In the context of serene memories of old age, Charles Darwin tended to look back wistfully at his voyage on the ship. beagle and his famous biological research in the South Sea Islands in the 1830s as the pivotal experience of his career. One can see why. During those five years, it really served as a form of secular redemption for him by giving him an escape from his previously unfocused life. No longer a trial of his long-suffering father over his false educational and professional beginnings, he was able to devote himself with single-minded enthusiasm to his one true profession in life, that of being a collector and naturalist. On the other hand, the end result of his exotic travels is exactly less clear.

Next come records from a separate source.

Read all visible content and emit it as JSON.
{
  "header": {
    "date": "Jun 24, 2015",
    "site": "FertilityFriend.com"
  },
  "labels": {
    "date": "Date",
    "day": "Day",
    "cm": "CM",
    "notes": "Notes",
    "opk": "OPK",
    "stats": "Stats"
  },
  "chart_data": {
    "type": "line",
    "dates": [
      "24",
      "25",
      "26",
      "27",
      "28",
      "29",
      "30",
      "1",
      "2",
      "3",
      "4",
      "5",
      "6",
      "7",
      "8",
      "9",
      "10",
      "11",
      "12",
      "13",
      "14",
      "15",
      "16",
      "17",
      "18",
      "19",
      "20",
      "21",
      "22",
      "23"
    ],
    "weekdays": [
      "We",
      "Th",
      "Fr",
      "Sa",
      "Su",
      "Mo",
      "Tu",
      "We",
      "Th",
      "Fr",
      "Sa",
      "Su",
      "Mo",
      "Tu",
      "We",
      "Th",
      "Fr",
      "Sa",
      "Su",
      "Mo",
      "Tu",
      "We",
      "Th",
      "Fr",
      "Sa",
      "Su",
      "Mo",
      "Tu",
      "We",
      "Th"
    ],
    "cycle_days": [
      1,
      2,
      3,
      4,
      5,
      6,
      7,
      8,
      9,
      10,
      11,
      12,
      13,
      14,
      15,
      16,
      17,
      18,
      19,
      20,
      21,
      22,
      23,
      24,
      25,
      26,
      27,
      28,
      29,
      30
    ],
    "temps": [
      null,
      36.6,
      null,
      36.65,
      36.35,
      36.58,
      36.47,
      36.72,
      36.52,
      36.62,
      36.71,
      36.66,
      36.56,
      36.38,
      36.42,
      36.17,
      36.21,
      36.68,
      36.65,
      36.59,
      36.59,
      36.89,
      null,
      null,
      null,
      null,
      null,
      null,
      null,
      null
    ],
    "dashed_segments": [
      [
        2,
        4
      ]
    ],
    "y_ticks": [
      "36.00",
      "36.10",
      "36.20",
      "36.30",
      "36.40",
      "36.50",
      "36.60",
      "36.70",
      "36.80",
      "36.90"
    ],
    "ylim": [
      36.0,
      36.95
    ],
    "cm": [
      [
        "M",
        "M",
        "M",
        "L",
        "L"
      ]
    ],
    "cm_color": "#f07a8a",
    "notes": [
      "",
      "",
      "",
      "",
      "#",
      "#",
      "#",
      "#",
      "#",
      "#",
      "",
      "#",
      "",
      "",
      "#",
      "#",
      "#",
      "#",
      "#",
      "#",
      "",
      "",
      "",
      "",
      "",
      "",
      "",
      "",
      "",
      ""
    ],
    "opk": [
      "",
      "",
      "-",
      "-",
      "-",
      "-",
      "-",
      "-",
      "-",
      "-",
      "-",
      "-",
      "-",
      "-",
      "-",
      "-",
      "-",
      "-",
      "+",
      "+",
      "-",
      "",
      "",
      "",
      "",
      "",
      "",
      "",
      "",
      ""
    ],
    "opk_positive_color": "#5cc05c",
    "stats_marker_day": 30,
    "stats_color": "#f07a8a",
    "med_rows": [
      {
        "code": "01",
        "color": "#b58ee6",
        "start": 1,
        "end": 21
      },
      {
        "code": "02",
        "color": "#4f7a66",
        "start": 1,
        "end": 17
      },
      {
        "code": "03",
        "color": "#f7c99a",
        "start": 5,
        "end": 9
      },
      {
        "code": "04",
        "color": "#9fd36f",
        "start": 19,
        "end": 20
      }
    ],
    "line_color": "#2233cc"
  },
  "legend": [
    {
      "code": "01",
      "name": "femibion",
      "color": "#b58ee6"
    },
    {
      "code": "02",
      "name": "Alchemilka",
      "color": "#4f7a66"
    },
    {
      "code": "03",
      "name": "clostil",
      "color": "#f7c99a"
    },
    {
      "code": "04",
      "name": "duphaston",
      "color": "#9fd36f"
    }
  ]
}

Understandably related to the aesthetics of building a compelling narrative, Darwin Legend At times he gave the impression that the South American experience was in itself responsible for shaping his evolutionary discoveries. According to that traditional account, a brave explorer who has obtained the secrets of nature in strange worlds returns to share his secrets with his fellow men and women. Such a reading provides an undeniably good fictional fit to the heroic style of a “mythical universal” character like Prometheus who set fire to the earth from the dwelling of the Greek gods in order to share blessings with fellow mortals – but how true is that – she?
Romantic finely honed
While setting up a compelling story, stripped of its fictional accumulations and cryptic mythological associations, unfortunately, myth and reality fail to harmonize. Real life, as is so often the case in human affairs, was not quite as arranged as the rigorous romantic narrative developed Around Darwin. In their study and edition of Darwin’s account of his travels, Janet Brown and Michael Neff emphasize the point that Darwin’s ideas made Not Come to him from his experiences in this field and that “the image received by Darwin as he traveled alone through turbulent seas of thought as he paced fast on deck beagle It’s a fantasy.”1 Remarkably, Darwin’s evolutionary ideas did not derive from his experimental observations in the South Seas or elsewhere. Rather it grows in a series of to this, serendipitous installments, as a result of his ability to weave together ideas drawn from others, not all naturalists. His supposed natural and historical “discoveries” were in fact, as will be noted in this series, a witty collection of various allusions gleaned from his personal reading or even chance encounters in random conversations. One of the most important signals he responded to was the contemporary research being pursued in the field of geology, a subject on which Darwin, rightly or wrongly, saw important parallels with the biological field.
next oneDarwin, John the Baptist.
Notes
- The Beagle’s Journey: The Charles Darwin Research Journal, edited by Janet Brown and Michael Neff (London, Penguin, 1989), p. 2.